San Diego County Will Take Bids For Body Cameras For Sheriff's Deputies

San Diego County Sheriff Bill Gore is shown talking with visitors at the County Administration building in downtown San Diego on Jan. 5, 2015.
Angela Carone
San Diego County Sheriff Bill Gore is shown talking with visitors at the County Administration building in downtown San Diego on Jan. 5, 2015.

The San Diego County Board of Supervisors voted unanimously Tuesday to begin taking bids for cameras that sheriff's deputies can wear on their uniforms.

Law enforcement agencies in the San Diego region and across the country are starting to acquire the cameras so that officers can record interactions with the public. Sheriff Bill Gore wrote in his proposal that the devices, sometimes called "body-worn cameras," increase accountability on the part of both officers and the public.

Many agencies that use cameras have seen improvement in officer performance as well as the conduct of the community members who are recorded.

"This is a partnership," Gore said. "The whole purpose is to increase that trust between law enforcement and the communities we serve."

Crime scene recordings can provide investigators, prosecutors and juries with detailed, accurate and compelling evidence, and could be used in training sessions, he said.

Outfitting the department's personnel with the cameras and accessories is expected to cost more than $1 million a year, not including the cost of storing the recordings electronically, according to the sheriff.

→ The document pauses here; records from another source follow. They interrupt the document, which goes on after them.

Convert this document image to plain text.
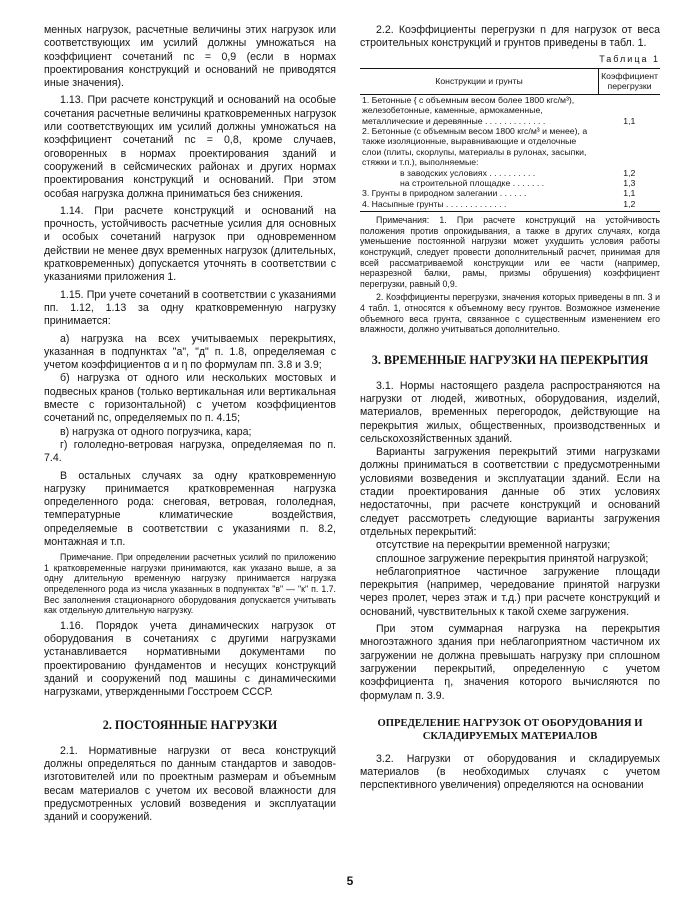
менных нагрузок, расчетные величины этих нагрузок или соответствующих им усилий должны умножаться на коэффициент сочетаний nc = 0,9 (если в нормах проектирования конструкций и оснований не приводятся иные значения).

1.13. При расчете конструкций и оснований на особые сочетания расчетные величины кратковременных нагрузок или соответствующих им усилий должны умножаться на коэффициент сочетаний nc = 0,8, кроме случаев, оговоренных в нормах проектирования зданий и сооружений в сейсмических районах и других нормах проектирования конструкций и оснований. При этом особая нагрузка должна приниматься без снижения.

1.14. При расчете конструкций и оснований на прочность, устойчивость расчетные усилия для основных и особых сочетаний нагрузок при одновременном действии не менее двух временных нагрузок (длительных, кратковременных) допускается уточнять в соответствии с указаниями приложения 1.

1.15. При учете сочетаний в соответствии с указаниями пп. 1.12, 1.13 за одну кратковременную нагрузку принимается:

а) нагрузка на всех учитываемых перекрытиях, указанная в подпунктах "а", "д" п. 1.8, определяемая с учетом коэффициентов α и η по формулам пп. 3.8 и 3.9;

б) нагрузка от одного или нескольких мостовых и подвесных кранов (только вертикальная или вертикальная вместе с горизонтальной) с учетом коэффициентов сочетаний nc, определяемых по п. 4.15;

в) нагрузка от одного погрузчика, кара;

г) гололедно-ветровая нагрузка, определяемая по п. 7.4.

В остальных случаях за одну кратковременную нагрузку принимается кратковременная нагрузка определенного рода: снеговая, ветровая, гололедная, температурные климатические воздействия, определяемые в соответствии с указаниями п. 8.2, монтажная и т.п.

Примечание. При определении расчетных усилий по приложению 1 кратковременные нагрузки принимаются, как указано выше, а за одну длительную временную нагрузку принимается нагрузка определенного рода из числа указанных в подпунктах "в" — "к" п. 1.7. Вес заполнения стационарного оборудования допускается учитывать как отдельную длительную нагрузку.

1.16. Порядок учета динамических нагрузок от оборудования в сочетаниях с другими нагрузками устанавливается нормативными документами по проектированию фундаментов и несущих конструкций зданий и сооружений под машины с динамическими нагрузками, утвержденными Госстроем СССР.

2. ПОСТОЯННЫЕ НАГРУЗКИ

2.1. Нормативные нагрузки от веса конструкций должны определяться по данным стандартов и заводов-изготовителей или по проектным размерам и объемным весам материалов с учетом их весовой влажности для предусмотренных условий возведения и эксплуатации зданий и сооружений.

2.2. Коэффициенты перегрузки n для нагрузок от веса строительных конструкций и грунтов приведены в табл. 1.

Таблица 1
Конструкции и грунты	Коэффициент перегрузки
1. Бетонные { с объемным весом более 1800 кгс/м³), железобетонные, каменные, армокаменные, металлические и деревянные . . . . . . . . . . . . .	1,1
2. Бетонные (с объемным весом 1800 кгс/м³ и менее), а также изоляционные, выравнивающие и отделочные слои (плиты, скорлупы, материалы в рулонах, засыпки, стяжки и т.п.), выполняемые:	
в заводских условиях . . . . . . . . . .	1,2
на строительной площадке . . . . . . .	1,3
3. Грунты в природном залегании . . . . . .	1,1
4. Насыпные грунты . . . . . . . . . . . . .	1,2

Примечания: 1. При расчете конструкций на устойчивость положения против опрокидывания, а также в других случаях, когда уменьшение постоянной нагрузки может ухудшить условия работы конструкций, следует провести дополнительный расчет, принимая для всей рассматриваемой конструкции или ее части (например, неразрезной балки, рамы, призмы обрушения) коэффициент перегрузки, равный 0,9.

2. Коэффициенты перегрузки, значения которых приведены в пп. 3 и 4 табл. 1, относятся к объемному весу грунтов. Возможное изменение объемного веса грунта, связанное с существенным изменением его влажности, должно учитываться дополнительно.

3. ВРЕМЕННЫЕ НАГРУЗКИ НА ПЕРЕКРЫТИЯ

3.1. Нормы настоящего раздела распространяются на нагрузки от людей, животных, оборудования, изделий, материалов, временных перегородок, действующие на перекрытия жилых, общественных, производственных и сельскохозяйственных зданий.

Варианты загружения перекрытий этими нагрузками должны приниматься в соответствии с предусмотренными условиями возведения и эксплуатации зданий. Если на стадии проектирования данные об этих условиях недостаточны, при расчете конструкций и оснований следует рассмотреть следующие варианты загружения отдельных перекрытий:

отсутствие на перекрытии временной нагрузки;

сплошное загружение перекрытия принятой нагрузкой;

неблагоприятное частичное загружение площади перекрытия (например, чередование принятой нагрузки через пролет, через этаж и т.д.) при расчете конструкций и оснований, чувствительных к такой схеме загружения.

При этом суммарная нагрузка на перекрытия многоэтажного здания при неблагоприятном частичном их загружении не должна превышать нагрузку при сплошном загружении перекрытий, определенную с учетом коэффициента η, значения которого вычисляются по формулам п. 3.9.

ОПРЕДЕЛЕНИЕ НАГРУЗОК ОТ ОБОРУДОВАНИЯ И СКЛАДИРУЕМЫХ МАТЕРИАЛОВ

3.2. Нагрузки от оборудования и складируемых материалов (в необходимых случаях с учетом перспективного увеличения) определяются на основании

5
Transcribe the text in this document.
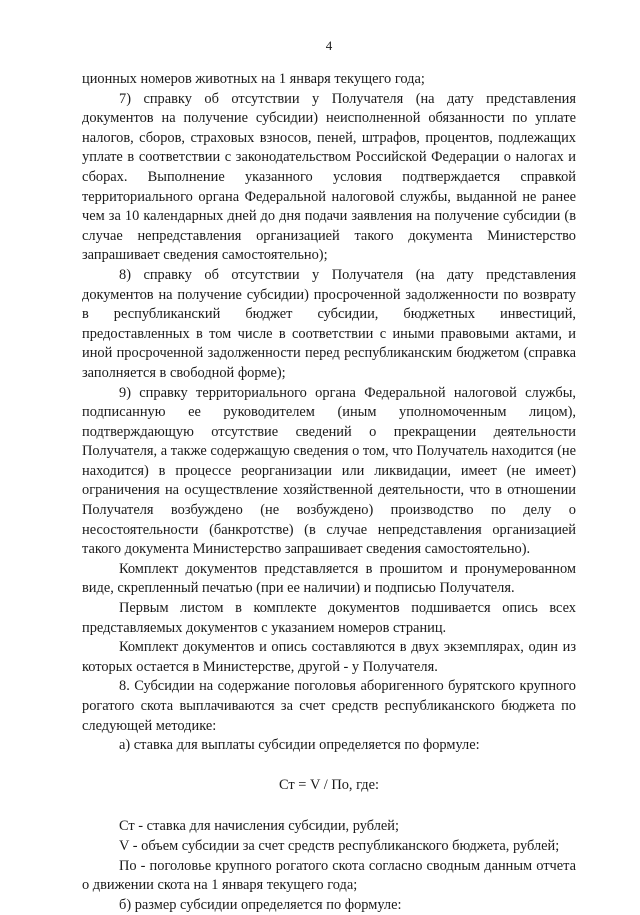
4

ционных номеров животных на 1 января текущего года;

7) справку об отсутствии у Получателя (на дату представления документов на получение субсидии) неисполненной обязанности по уплате налогов, сборов, страховых взносов, пеней, штрафов, процентов, подлежащих уплате в соответствии с законодательством Российской Федерации о налогах и сборах. Выполнение указанного условия подтверждается справкой территориального органа Федеральной налоговой службы, выданной не ранее чем за 10 календарных дней до дня подачи заявления на получение субсидии (в случае непредставления организацией такого документа Министерство запрашивает сведения самостоятельно);

8) справку об отсутствии у Получателя (на дату представления документов на получение субсидии) просроченной задолженности по возврату в республиканский бюджет субсидии, бюджетных инвестиций, предоставленных в том числе в соответствии с иными правовыми актами, и иной просроченной задолженности перед республиканским бюджетом (справка заполняется в свободной форме);

9) справку территориального органа Федеральной налоговой службы, подписанную ее руководителем (иным уполномоченным лицом), подтверждающую отсутствие сведений о прекращении деятельности Получателя, а также содержащую сведения о том, что Получатель находится (не находится) в процессе реорганизации или ликвидации, имеет (не имеет) ограничения на осуществление хозяйственной деятельности, что в отношении Получателя возбуждено (не возбуждено) производство по делу о несостоятельности (банкротстве) (в случае непредставления организацией такого документа Министерство запрашивает сведения самостоятельно).

Комплект документов представляется в прошитом и пронумерованном виде, скрепленный печатью (при ее наличии) и подписью Получателя.

Первым листом в комплекте документов подшивается опись всех представляемых документов с указанием номеров страниц.

Комплект документов и опись составляются в двух экземплярах, один из которых остается в Министерстве, другой - у Получателя.

8. Субсидии на содержание поголовья аборигенного бурятского крупного рогатого скота выплачиваются за счет средств республиканского бюджета по следующей методике:

а) ставка для выплаты субсидии определяется по формуле:

Ст = V / По, где:

Ст - ставка для начисления субсидии, рублей;

V - объем субсидии за счет средств республиканского бюджета, рублей;

По - поголовье крупного рогатого скота согласно сводным данным отчета о движении скота на 1 января текущего года;

б) размер субсидии определяется по формуле:
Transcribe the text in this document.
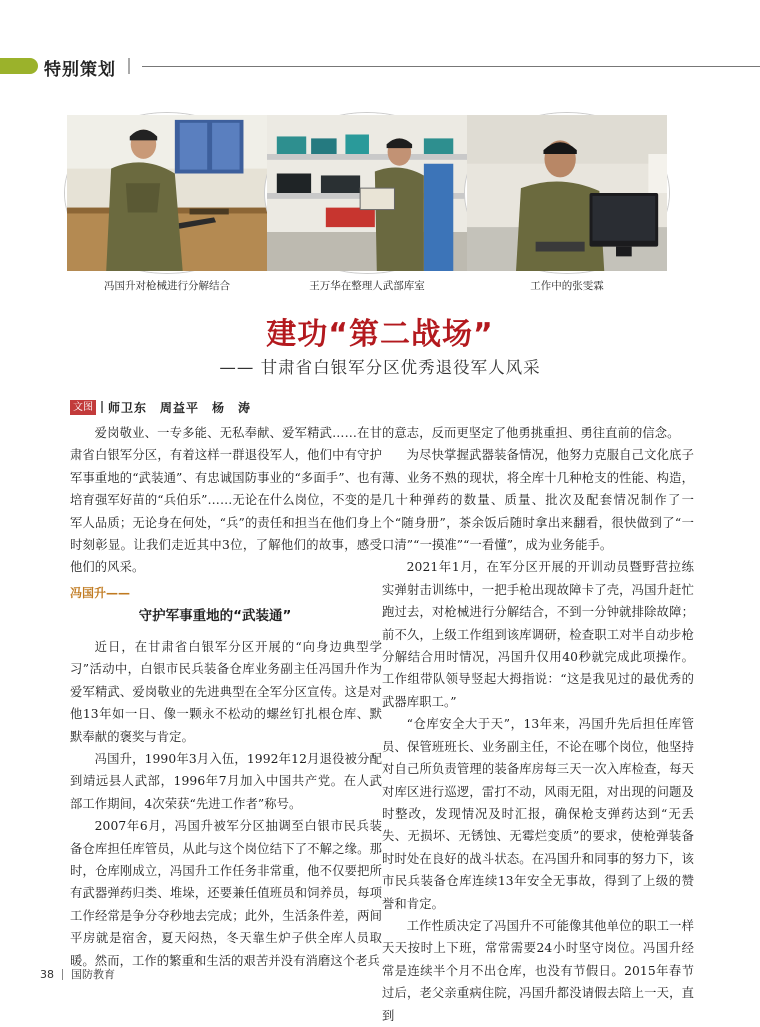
特别策划
冯国升对枪械进行分解结合	王万华在整理人武部库室	工作中的张雯霖
建功“第二战场”
—— 甘肃省白银军分区优秀退役军人风采
文图 师卫东　周益平　杨　涛

爱岗敬业、一专多能、无私奉献、爱军精武……在甘肃省白银军分区，有着这样一群退役军人，他们中有守护军事重地的“武装通”、有忠诚国防事业的“多面手”、也有培育强军好苗的“兵伯乐”……无论在什么岗位，不变的是军人品质；无论身在何处，“兵”的责任和担当在他们身上时刻彰显。让我们走近其中3位，了解他们的故事，感受他们的风采。

冯国升——
守护军事重地的“武装通”

近日，在甘肃省白银军分区开展的“向身边典型学习”活动中，白银市民兵装备仓库业务副主任冯国升作为爱军精武、爱岗敬业的先进典型在全军分区宣传。这是对他13年如一日、像一颗永不松动的螺丝钉扎根仓库、默默奉献的褒奖与肯定。

冯国升，1990年3月入伍，1992年12月退役被分配到靖远县人武部，1996年7月加入中国共产党。在人武部工作期间，4次荣获“先进工作者”称号。

2007年6月，冯国升被军分区抽调至白银市民兵装备仓库担任库管员，从此与这个岗位结下了不解之缘。那时，仓库刚成立，冯国升工作任务非常重，他不仅要把所有武器弹药归类、堆垛，还要兼任值班员和饲养员，每项工作经常是争分夺秒地去完成；此外，生活条件差，两间平房就是宿舍，夏天闷热，冬天靠生炉子供全库人员取暖。然而，工作的繁重和生活的艰苦并没有消磨这个老兵

的意志，反而更坚定了他勇挑重担、勇往直前的信念。

为尽快掌握武器装备情况，他努力克服自己文化底子薄、业务不熟的现状，将全库十几种枪支的性能、构造，几十种弹药的数量、质量、批次及配套情况制作了一个“随身册”，茶余饭后随时拿出来翻看，很快做到了“一口清”“一摸准”“一看懂”，成为业务能手。

2021年1月，在军分区开展的开训动员暨野营拉练实弹射击训练中，一把手枪出现故障卡了壳，冯国升赶忙跑过去，对枪械进行分解结合，不到一分钟就排除故障；前不久，上级工作组到该库调研，检查职工对半自动步枪分解结合用时情况，冯国升仅用40秒就完成此项操作。工作组带队领导竖起大拇指说：“这是我见过的最优秀的武器库职工。”

“仓库安全大于天”，13年来，冯国升先后担任库管员、保管班班长、业务副主任，不论在哪个岗位，他坚持对自己所负责管理的装备库房每三天一次入库检查，每天对库区进行巡逻，雷打不动，风雨无阻，对出现的问题及时整改，发现情况及时汇报，确保枪支弹药达到“无丢失、无损坏、无锈蚀、无霉烂变质”的要求，使枪弹装备时时处在良好的战斗状态。在冯国升和同事的努力下，该市民兵装备仓库连续13年安全无事故，得到了上级的赞誉和肯定。

工作性质决定了冯国升不可能像其他单位的职工一样天天按时上下班，常常需要24小时坚守岗位。冯国升经常是连续半个月不出仓库，也没有节假日。2015年春节过后，老父亲重病住院，冯国升都没请假去陪上一天，直到

38 国防教育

Gore's proposal calls for staff to solicit bids from companies for demonstration systems; a vendor would be selected after testing. Policies and procedures regarding the cameras would be vetted before they are field-tested, he said.

"I think this is a great balance between protecting our deputy sheriffs and maintaining the strong trust we have throughout the county," Supervisor Dave Roberts said.

The San Diego Police Department has been outfitting hundreds of its officers with the cameras for nearly a year now.

The SDPD's decision to purchase the devices stemmed from a series of embarrassing incidents in which officers either abused, or were accused of abusing, members of the public.

One of those officers was sentenced to prison for soliciting sexual favors from women he pulled over for alleged drunken driving in the Gaslamp Quarter. Another was jailed after being convicted of illegally detaining four women while on duty.

Police officials are also hoping that the presence of cameras will deter confrontations that lead to controversial shootings like those in New York and Ferguson, Missouri, that sparked nationwide protests, and reduce complaints of alleged racial profiling during vehicle stops.

"The body cameras are extremely helpful," SDPD Chief Shelley Zimmerman said last week. "We're also hearing from our Independent Citizens Review Board on Police Practices that they're finding the body cameras are very beneficial to finding out exactly what happened (in incidents that led to a complaint)."

She said she would provide initial statistics on the cameras at a City Council committee meeting later this month.